Understanding the Ocean Pollution Problem in Latin America & the Caribbean
Did you know plastic is the number one type of pollution in the waters of Latin America and the Caribbean? And that most of the plastic in the water comes from land-based sources? A recently published USAID white paper found that plastic pollution problem is growing at an exponential rate and it is having negative impacts on marine life and biodiversity in the region. The research identified four main factors contributing to the increasing levels of marine debris in the Latin America and the Caribbean (LAC). They include:
- Population growth, urbanization, and increasing tourism
- Increasing demand for and production of plastic products
- Climate change
- Poor governance, including weak land use planning, regulation and enforcement; poor municipal waste management; and poor fisheries and aquaculture management
USAID funded a compilation of information and research through its Global Environmental Management Support Program to explore the impact of marine debris on biodiversity in Latin America and the Caribbean. The Cadmus Group LLC conducted the research looking across the region and focused on Colombia, the Dominican Republic, El Salvador, Grenada, Guatemala, Haiti, Honduras, Jamaica, Nicaragua, Peru, and St. Vincent and the Grenadines.

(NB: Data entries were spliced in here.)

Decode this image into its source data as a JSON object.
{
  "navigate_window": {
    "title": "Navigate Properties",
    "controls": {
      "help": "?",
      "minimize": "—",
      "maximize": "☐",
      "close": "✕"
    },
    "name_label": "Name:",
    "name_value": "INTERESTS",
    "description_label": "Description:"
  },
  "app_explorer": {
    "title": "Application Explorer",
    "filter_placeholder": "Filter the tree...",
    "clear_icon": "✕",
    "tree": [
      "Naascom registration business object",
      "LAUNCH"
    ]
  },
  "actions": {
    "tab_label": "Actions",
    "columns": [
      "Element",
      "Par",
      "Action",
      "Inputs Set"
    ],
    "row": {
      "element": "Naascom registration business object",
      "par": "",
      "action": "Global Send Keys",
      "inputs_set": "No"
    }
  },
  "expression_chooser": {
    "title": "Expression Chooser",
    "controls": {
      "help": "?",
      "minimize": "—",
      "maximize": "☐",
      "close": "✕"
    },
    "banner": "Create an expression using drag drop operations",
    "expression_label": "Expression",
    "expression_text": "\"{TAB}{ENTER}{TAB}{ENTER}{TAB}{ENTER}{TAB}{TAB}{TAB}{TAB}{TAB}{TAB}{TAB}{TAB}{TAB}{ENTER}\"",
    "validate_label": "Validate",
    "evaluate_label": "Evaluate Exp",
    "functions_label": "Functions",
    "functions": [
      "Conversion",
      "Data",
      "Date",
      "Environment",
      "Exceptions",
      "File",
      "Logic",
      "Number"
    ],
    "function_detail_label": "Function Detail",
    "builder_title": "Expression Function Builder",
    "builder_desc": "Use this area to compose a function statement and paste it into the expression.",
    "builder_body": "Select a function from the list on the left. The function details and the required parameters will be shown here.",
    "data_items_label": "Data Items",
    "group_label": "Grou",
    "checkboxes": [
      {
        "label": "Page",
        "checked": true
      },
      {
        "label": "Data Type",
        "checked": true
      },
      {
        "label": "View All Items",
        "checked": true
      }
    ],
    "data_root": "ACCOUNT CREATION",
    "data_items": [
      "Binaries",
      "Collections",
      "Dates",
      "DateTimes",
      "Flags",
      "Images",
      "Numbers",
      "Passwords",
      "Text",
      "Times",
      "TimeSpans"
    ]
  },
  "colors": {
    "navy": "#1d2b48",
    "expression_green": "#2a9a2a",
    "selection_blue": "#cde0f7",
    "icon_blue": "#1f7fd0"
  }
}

The key findings from the research include:
- Plastic is by far the most prevalent and impactful type of marine debris, due to exponential increases in plastic production and its persistence in the environment.
- All known species of sea turtles, about half of all species of marine mammals, and one-fifth of all species of sea birds are affected by entanglement or ingestion of plastic marine debris.
- Most marine debris originates from land-based sources and enters oceans via waterways.
- Once in the ocean, marine debris accumulates in certain areas based on currents, winds and gyres. Climate change will impact transportation dynamics.
- Latin America and the Caribbean are facing a growing challenge in marine debris, mainly due to poor waste management in the region.
- At the macro-level, marine debris is a nuisance that negatively impacts tourism, recreation, fisheries and industry, thereby creating indirect economic consequences.
- At the micro-level, biodiversity is impacted in various ways when ecosystems and species interact with marine debris via ingestion, entanglement, contamination, and transport of invasive species
The white paper provides a background of the issue of marine debris and describes the extent of marine debris and its impact on high biodiversity areas in the LAC region. The research presented shows the country-specific impacts of marine debris, compares the impacts of marine debris threats/stressors to biodiversity in the region, and sheds light on existing strategies, policies and plans for addressing marine debris threats.
Despite a growing body of evidence regarding the impacts of marine debris on organisms and key ecosystems, the study of marine debris is a relatively new field and important data gaps exist, including:
- Few country-specific studies on marine debris for this paper’s targeted countries
- Few studies linking marine debris impacts and biodiversity
- Limited studies on habitat-level impacts of marine debris
- Lack of studies on population-level impacts of marine debris
- Limited characterization of marine debris pollution in targeted countries
- Invasive species transported by plastics is understudied.
Despite the data gaps, the sustained production of plastics, weak waste management infrastructure in the Latin America and the Caribbean region, and existing evidence on negative impacts to biodiversity highlight an urgent case for greater action on addressing marine debris.
This white paper provides a background of the issue of marine debris and describes the extent of marine debris and its impact on high biodiversity areas in the LAC region. The research presented shows the country-specific impacts of marine debris, compares the impacts of marine debris threats/stressors to biodiversity in the region, and sheds light on existing strategies, policies and plans for addressing marine debris threats.